Novamente, não há evidência direta sobre o tratamento dispensado aos estrangeiros no mundo céltico da pré-história tardia. As tesserae hospitales (placas de hospitalidade) da Celtibéria e a prática comum nos sistemas legais da Europa antiga de considerar estrangeiros sem um anfitrião local como carentes de qualquer proteção legal indicam que seria essa a situação na lei céltica da pré-história tardia.

Estrangeiros sem parentes na localidade seriam considerados como passíveis de agressão; entretanto, é possível que, ao menos em algumas comunidades célticas, certos indivíduos pudessem conceder proteção legal a estrangeiros (convidados), o que corresponde à situação na Irlanda e em Gales ao começar a Idade Média. Não há como dizer quais seriam esses indivíduos, porém as tesserae hospitales indicam que essa possibilidade não se limitava aos membros das famílias governantes das comunidades maiores, mas encontrava-se mais disseminado ao menos em nível local, outra vez concordando com os usos insulares.

4 Evolução da lei céltica

Leis são dinâmicas, mudam constantemente para adequar-se às necessidades das sociedades que regulam.

Os princípios legais que regulavam as sociedades célticas aparentemente permaneceram semelhantes durante muitos séculos.

Possível razão: as exigências políticas, econômicas e sociais permaneceram similares por largo período de tempo e alcançando uma área muito ampla, tornando desnecessária sua modificação radical.
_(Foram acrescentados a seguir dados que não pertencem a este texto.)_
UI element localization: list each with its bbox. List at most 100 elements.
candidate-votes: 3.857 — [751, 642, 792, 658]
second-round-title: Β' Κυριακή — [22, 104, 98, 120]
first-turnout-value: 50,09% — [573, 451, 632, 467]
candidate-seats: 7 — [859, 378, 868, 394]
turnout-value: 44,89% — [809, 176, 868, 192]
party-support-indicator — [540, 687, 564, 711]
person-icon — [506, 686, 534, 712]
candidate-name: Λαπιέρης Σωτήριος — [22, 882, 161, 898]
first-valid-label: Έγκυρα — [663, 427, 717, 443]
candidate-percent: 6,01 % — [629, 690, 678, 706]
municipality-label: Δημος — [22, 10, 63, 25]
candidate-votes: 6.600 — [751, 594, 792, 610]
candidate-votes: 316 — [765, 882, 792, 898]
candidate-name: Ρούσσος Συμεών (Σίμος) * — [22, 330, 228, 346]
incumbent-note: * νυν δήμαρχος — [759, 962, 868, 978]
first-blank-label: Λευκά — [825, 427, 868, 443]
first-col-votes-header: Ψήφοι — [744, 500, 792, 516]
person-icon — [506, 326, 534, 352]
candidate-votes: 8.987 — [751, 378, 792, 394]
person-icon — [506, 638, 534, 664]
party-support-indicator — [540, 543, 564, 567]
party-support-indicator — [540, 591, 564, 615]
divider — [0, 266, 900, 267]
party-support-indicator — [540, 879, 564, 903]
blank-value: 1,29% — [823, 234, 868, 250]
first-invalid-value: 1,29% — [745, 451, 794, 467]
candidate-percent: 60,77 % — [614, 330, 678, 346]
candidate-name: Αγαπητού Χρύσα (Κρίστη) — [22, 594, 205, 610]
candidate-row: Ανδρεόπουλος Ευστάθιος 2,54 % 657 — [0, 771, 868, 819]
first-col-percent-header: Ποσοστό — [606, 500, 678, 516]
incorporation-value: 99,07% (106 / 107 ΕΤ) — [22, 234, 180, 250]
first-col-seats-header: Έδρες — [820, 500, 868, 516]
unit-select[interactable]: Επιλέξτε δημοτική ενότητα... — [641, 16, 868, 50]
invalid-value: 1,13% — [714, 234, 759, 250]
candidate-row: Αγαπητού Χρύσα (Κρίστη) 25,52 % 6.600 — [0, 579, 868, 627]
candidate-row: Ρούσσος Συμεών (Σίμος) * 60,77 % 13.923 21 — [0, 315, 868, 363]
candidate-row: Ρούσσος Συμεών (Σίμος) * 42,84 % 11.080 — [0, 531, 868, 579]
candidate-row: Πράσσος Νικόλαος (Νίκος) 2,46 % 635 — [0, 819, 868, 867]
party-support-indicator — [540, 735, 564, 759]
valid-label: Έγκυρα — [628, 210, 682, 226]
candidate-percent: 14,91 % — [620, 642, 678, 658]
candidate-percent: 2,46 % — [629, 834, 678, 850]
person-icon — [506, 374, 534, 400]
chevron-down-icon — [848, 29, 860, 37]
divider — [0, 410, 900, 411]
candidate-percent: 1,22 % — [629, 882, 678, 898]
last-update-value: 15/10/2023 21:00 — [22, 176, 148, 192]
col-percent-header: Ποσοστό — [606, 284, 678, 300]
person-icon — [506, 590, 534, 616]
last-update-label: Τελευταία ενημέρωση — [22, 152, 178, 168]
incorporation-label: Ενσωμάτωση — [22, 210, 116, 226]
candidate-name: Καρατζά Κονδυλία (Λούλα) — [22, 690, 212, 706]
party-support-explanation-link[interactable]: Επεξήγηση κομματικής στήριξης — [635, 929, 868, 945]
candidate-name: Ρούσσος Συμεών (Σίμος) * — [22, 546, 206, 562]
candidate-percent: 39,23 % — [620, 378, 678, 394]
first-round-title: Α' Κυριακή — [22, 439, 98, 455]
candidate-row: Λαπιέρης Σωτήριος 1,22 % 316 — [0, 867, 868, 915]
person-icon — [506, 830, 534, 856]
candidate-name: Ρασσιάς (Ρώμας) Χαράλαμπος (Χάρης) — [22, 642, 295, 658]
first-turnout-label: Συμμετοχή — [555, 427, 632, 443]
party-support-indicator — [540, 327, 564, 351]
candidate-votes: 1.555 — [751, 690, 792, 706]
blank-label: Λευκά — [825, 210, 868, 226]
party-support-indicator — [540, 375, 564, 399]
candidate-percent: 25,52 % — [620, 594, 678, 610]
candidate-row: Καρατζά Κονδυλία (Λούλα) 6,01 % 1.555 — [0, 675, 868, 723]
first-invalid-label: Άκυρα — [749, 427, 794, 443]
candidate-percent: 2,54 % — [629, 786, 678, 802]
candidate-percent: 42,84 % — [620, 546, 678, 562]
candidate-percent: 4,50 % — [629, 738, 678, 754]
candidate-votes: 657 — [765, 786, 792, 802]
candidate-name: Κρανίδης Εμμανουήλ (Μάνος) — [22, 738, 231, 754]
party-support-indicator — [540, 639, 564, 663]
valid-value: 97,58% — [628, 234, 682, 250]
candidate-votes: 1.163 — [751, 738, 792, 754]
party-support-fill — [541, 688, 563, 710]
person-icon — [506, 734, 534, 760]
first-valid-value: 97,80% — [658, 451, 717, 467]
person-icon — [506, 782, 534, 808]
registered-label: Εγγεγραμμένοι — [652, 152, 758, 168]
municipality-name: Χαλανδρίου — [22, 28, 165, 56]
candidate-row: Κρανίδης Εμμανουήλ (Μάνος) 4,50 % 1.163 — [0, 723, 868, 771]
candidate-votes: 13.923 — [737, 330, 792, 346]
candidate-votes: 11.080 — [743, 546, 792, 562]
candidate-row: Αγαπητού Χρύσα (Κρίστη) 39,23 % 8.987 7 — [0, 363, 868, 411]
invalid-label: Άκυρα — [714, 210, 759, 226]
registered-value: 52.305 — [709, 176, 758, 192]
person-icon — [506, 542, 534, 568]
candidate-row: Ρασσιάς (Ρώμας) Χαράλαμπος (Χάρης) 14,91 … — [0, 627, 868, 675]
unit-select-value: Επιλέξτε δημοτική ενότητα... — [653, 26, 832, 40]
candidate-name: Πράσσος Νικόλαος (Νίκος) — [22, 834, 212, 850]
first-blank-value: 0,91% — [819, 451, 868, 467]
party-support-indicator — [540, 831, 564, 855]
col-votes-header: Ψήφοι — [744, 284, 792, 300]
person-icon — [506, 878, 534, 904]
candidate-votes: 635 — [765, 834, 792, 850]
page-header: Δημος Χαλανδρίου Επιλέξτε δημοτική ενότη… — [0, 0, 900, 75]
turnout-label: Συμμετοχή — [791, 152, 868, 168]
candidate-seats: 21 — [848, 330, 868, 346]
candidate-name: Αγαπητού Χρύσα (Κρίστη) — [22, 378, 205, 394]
Foco: relações interfamiliares e contratos, dando a entender que surgiram das necessidades de sociedades baseadas no grupo familiar. Esses princípios mostraram-se úteis mesmo quando a organização social mudou sua orientação do grupo familiar para o território.

Embora obedecendo a princípios gerais, a evolução das leis célticas ocorreu em nível local ou, no máximo, regional.